Jaume Cabré, De stemmen van de Pamano, uitg. Signatuur, Utrecht, 2007, 536 blz. ISBN 9789056722616
Catalaanse auteurs scoren goed. Na De schaduw van de wind van Carlos Ruiz Zafón krijgt nu Jaume Cabré de volle literaire aandacht met De stemmen van de Pamano. Dit meesterwerk krijgt echter meer aandacht in het buitenland dan in Spanje. Daar zal Cabré’s graafwerk naar het onverwerkt verleden van de laatste zestig jaar wel niet vreemd aan zijn. Bovendien schrijft Jaumé Cabré in het Catalaans.
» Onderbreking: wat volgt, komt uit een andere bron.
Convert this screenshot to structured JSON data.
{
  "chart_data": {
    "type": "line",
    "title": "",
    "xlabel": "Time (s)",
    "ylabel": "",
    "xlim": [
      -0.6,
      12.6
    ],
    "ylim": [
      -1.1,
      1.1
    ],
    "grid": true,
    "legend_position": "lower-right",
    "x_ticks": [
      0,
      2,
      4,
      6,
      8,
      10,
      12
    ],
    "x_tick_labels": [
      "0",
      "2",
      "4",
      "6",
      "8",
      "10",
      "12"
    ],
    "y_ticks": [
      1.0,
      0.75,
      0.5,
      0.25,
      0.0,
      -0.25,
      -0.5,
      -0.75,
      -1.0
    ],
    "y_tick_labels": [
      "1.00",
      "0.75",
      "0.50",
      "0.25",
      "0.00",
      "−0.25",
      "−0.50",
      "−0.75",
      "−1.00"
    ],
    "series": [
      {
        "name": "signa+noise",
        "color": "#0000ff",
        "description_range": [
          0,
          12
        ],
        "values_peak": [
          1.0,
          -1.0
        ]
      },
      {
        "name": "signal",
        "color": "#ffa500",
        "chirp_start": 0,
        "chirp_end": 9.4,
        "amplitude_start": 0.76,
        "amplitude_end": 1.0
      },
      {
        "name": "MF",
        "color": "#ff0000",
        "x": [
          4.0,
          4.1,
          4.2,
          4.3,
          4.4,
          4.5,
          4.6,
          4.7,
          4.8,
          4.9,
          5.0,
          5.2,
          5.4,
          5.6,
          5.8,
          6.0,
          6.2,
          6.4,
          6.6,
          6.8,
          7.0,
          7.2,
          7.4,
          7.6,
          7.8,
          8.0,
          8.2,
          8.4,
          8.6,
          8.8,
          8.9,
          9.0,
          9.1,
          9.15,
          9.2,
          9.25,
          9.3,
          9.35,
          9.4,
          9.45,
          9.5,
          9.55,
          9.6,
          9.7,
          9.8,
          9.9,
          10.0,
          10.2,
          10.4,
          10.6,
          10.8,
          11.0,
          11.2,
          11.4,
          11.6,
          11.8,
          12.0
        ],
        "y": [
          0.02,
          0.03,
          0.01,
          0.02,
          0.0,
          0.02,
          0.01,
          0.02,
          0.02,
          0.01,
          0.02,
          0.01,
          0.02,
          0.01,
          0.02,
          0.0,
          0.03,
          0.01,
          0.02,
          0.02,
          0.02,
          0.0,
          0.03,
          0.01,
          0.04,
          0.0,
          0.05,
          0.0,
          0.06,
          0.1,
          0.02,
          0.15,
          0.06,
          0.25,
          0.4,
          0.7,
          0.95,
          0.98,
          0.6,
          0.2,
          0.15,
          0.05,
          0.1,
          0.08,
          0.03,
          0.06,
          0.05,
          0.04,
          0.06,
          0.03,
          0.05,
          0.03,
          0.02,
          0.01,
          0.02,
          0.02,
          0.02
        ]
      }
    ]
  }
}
Einde oktober 2007, op een ogenblik dat de roman van de Catalaanse auteur Jaume Cabré (°1947) hoge ogen gooit op de Frankfurter Buchmesse, barstte het Sint-Pietersplein in Rome uit zijn voegen door de veertigduizend, merendeels Spaanse toeschouwers die de grootste zaligverklaring uit de kerkgeschiedenis bijwoonden. Het ging om 498 Spaanse geestelijken die werden vermoord in de Spaanse Burgeroorlog. Deze “Martelaren van de Twintigste Eeuw” werden met “grote vreugde” onthaald door de Spaanse bisschoppenconferentie.
Deze zaligverklaring kwam juist enkele dagen voordat de Spaanse socialistische regering onder leiding van de socialist José Luis Rodriguez Zapatero een van zijn meest omstreden wetten door het parlement loodste. De Wet op de Historische Herinnering beoogt eerherstel voor en steun aan de slachtoffers van de Spaanse Burgeroorlog en het regime van Franco dat erop volgde. De wet maakt een einde aan de straatnamen die de helden uit het leger van Franco eren en aan de resterende standbeelden van de dictator die her en der verspreid staan over Spanje.
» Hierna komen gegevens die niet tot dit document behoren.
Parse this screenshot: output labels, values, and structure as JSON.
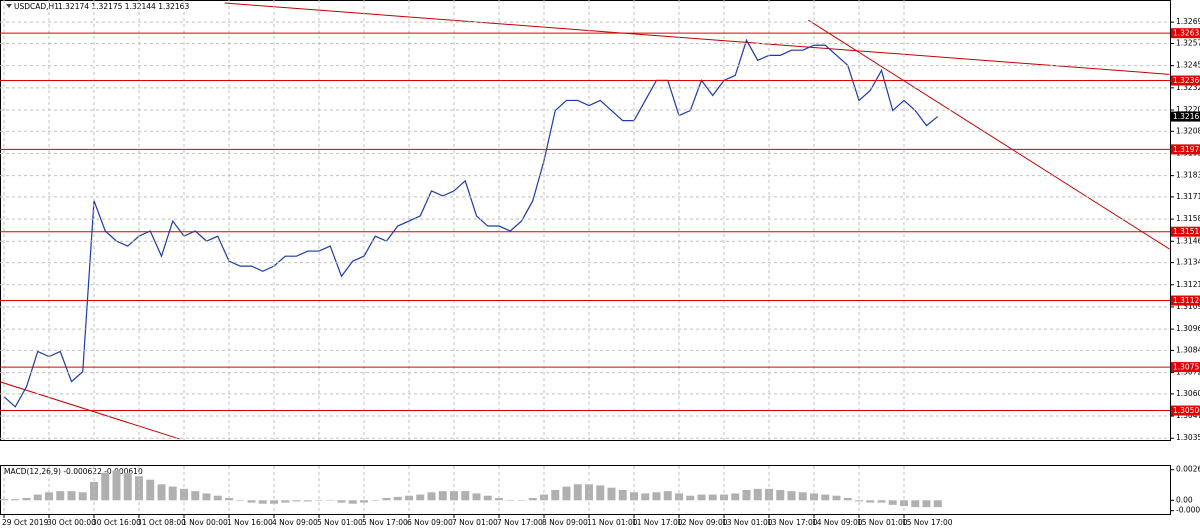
{
  "chart_data": [
    {
      "type": "line",
      "title": "USDCAD,H1",
      "subtitle": "1.32174 1.32175 1.32144 1.32163",
      "categories": [
        "29 Oct 2019",
        null,
        null,
        null,
        "30 Oct 00:00",
        null,
        null,
        null,
        "30 Oct 16:00",
        null,
        null,
        null,
        "31 Oct 08:00",
        null,
        null,
        null,
        "1 Nov 00:00",
        null,
        null,
        null,
        "1 Nov 16:00",
        null,
        null,
        null,
        "4 Nov 09:00",
        null,
        null,
        null,
        "5 Nov 01:00",
        null,
        null,
        null,
        "5 Nov 17:00",
        null,
        null,
        null,
        "6 Nov 09:00",
        null,
        null,
        null,
        "7 Nov 01:00",
        null,
        null,
        null,
        "7 Nov 17:00",
        null,
        null,
        null,
        "8 Nov 09:00",
        null,
        null,
        null,
        "11 Nov 01:00",
        null,
        null,
        null,
        "11 Nov 17:00",
        null,
        null,
        null,
        "12 Nov 09:00",
        null,
        null,
        null,
        "13 Nov 01:00",
        null,
        null,
        null,
        "13 Nov 17:00",
        null,
        null,
        null,
        "14 Nov 09:00",
        null,
        null,
        null,
        "15 Nov 01:00",
        null,
        null,
        null,
        "15 Nov 17:00",
        null,
        null,
        null
      ],
      "series": [
        {
          "color": "#1c3ba8",
          "values": [
            1.30584,
            1.30527,
            1.3064,
            1.30839,
            1.3081,
            1.30839,
            1.30669,
            1.30725,
            1.31688,
            1.31518,
            1.31461,
            1.31433,
            1.31489,
            1.31518,
            1.31376,
            1.31574,
            1.31489,
            1.31518,
            1.31461,
            1.31489,
            1.31348,
            1.3132,
            1.3132,
            1.31291,
            1.3132,
            1.31376,
            1.31376,
            1.31405,
            1.31405,
            1.31433,
            1.31263,
            1.31348,
            1.31376,
            1.31489,
            1.31461,
            1.31546,
            1.31574,
            1.31603,
            1.31744,
            1.31716,
            1.31744,
            1.31801,
            1.31603,
            1.31546,
            1.31546,
            1.31518,
            1.31574,
            1.31688,
            1.31914,
            1.32197,
            1.32254,
            1.32254,
            1.32225,
            1.32254,
            1.32197,
            1.3214,
            1.3214,
            1.32254,
            1.32367,
            1.32367,
            1.32169,
            1.32197,
            1.32367,
            1.32282,
            1.32367,
            1.32395,
            1.32593,
            1.3248,
            1.32508,
            1.32508,
            1.32537,
            1.32537,
            1.32565,
            1.32565,
            1.32508,
            1.32452,
            1.32254,
            1.3231,
            1.32423,
            1.32197,
            1.32254,
            1.32197,
            1.32112,
            1.32163
          ]
        }
      ],
      "ylim": [
        1.3034,
        1.3282
      ],
      "yticks": [
        1.32695,
        1.32575,
        {
          "value": 1.3245,
          "label": "1.32450"
        },
        1.32325,
        {
          "value": 1.322,
          "label": "1.32200"
        },
        {
          "value": 1.3208,
          "label": "1.32080"
        },
        1.31955,
        {
          "value": 1.3183,
          "label": "1.31830"
        },
        {
          "value": 1.3171,
          "label": "1.31710"
        },
        1.31585,
        {
          "value": 1.3146,
          "label": "1.31460"
        },
        {
          "value": 1.3134,
          "label": "1.31340"
        },
        1.31215,
        {
          "value": 1.3109,
          "label": "1.31090"
        },
        1.30965,
        1.30845,
        {
          "value": 1.3072,
          "label": "1.30720"
        },
        {
          "value": 1.306,
          "label": "1.30600"
        },
        1.30475,
        {
          "value": 1.3035,
          "label": "1.30350"
        }
      ],
      "grid": true,
      "levels": [
        1.32633,
        1.32366,
        1.31978,
        1.31514,
        1.31126,
        1.30751,
        1.30506
      ],
      "level_color": "#e00000",
      "current_price": 1.32163,
      "trendlines": [
        {
          "x": [
            19.6,
            103.6
          ],
          "y": [
            1.32803,
            1.32401
          ]
        },
        {
          "x": [
            71.5,
            103.6
          ],
          "y": [
            1.32706,
            1.31416
          ]
        },
        {
          "x": [
            -0.4,
            15.6
          ],
          "y": [
            1.30669,
            1.30346
          ]
        }
      ],
      "trendline_color": "#c00000"
    },
    {
      "type": "bar",
      "title": "MACD(12,26,9) -0.000622 -0.000610",
      "color": "#b0b0b0",
      "values": [
        0.0001,
        0.0001,
        0.0002,
        0.0005,
        0.0007,
        0.0008,
        0.0008,
        0.0007,
        0.0016,
        0.0024,
        0.0026,
        0.0024,
        0.0021,
        0.0018,
        0.0014,
        0.0012,
        0.001,
        0.0008,
        0.0006,
        0.0004,
        0.0002,
        0.0,
        -0.0002,
        -0.0003,
        -0.0003,
        -0.0002,
        -0.0001,
        -0.0001,
        0.0,
        0.0,
        -0.0002,
        -0.0003,
        -0.0002,
        0.0,
        0.0002,
        0.0003,
        0.0004,
        0.0005,
        0.0007,
        0.0008,
        0.0008,
        0.0008,
        0.0006,
        0.0004,
        0.0002,
        0.0,
        0.0,
        0.0002,
        0.0005,
        0.0009,
        0.0012,
        0.0014,
        0.0014,
        0.0013,
        0.0011,
        0.0009,
        0.0007,
        0.0006,
        0.0007,
        0.0008,
        0.0006,
        0.0004,
        0.0005,
        0.0005,
        0.0005,
        0.0006,
        0.0009,
        0.001,
        0.001,
        0.0009,
        0.0008,
        0.0007,
        0.0006,
        0.0005,
        0.0004,
        0.0002,
        -0.0001,
        -0.0002,
        -0.0002,
        -0.0004,
        -0.0005,
        -0.0006,
        -0.0006,
        -0.0006
      ],
      "ylim": [
        -0.0012,
        0.003
      ],
      "yticks": [
        0.002676,
        {
          "value": 0,
          "label": "0.00"
        },
        -0.00091
      ]
    }
  ]
}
Ook de bekende fascistische herinneringsplakkaten met de fascistische pijlenbundel en de naam van de falangistische ideoloog José Antonio Primo de Rivera moeten uit de kerken verdwijnen, als die hun staatssubsidies willen behouden. Het graf van Franco in de bergkathedraal boven Madrid mag niet meer worden gebruikt voor het jaarlijkse eerbetoon rond de sterfdag van de dictator.
Heden en verleden
Het is net alsof de literaire Catalaanse duizendpoot Jaume Cabré al die beelden al eens in zijn glazen bol had gezien, want op de eerste pagina’s van zijn meesterlijke roman De stemmen van de Pamano, geschreven in 2004, beschrijft hij zo’n ‘straatnamenstorm’ in het piepkleine dorpje Torena, bij de Pamanorivier in de Catalaanse Pyreneeën. Op bevel van de plaatselijke burgemeester verwijdert de grafzerkenmaker Jaume Serralac in 2002 namen die herinneren aan de Francoperiode. “Dat straatnaambord van de falangist Fontelles moest hij met mokerslagen op de muur zelf aan stukken slaan, omdat het niet van zijn plaats wilde komen. De brokstukken uitten een stomme, machteloze kreet, die samenvielen met de bijna onhoorbare jammerklacht die vanaf de veranda van Huize Gravat opsteeg, afkomstig van de gespannen, bewegingloze gedaante die zich aan de balustrade vastklampte en die, behalve de katten, niemand opviel” (p. 20)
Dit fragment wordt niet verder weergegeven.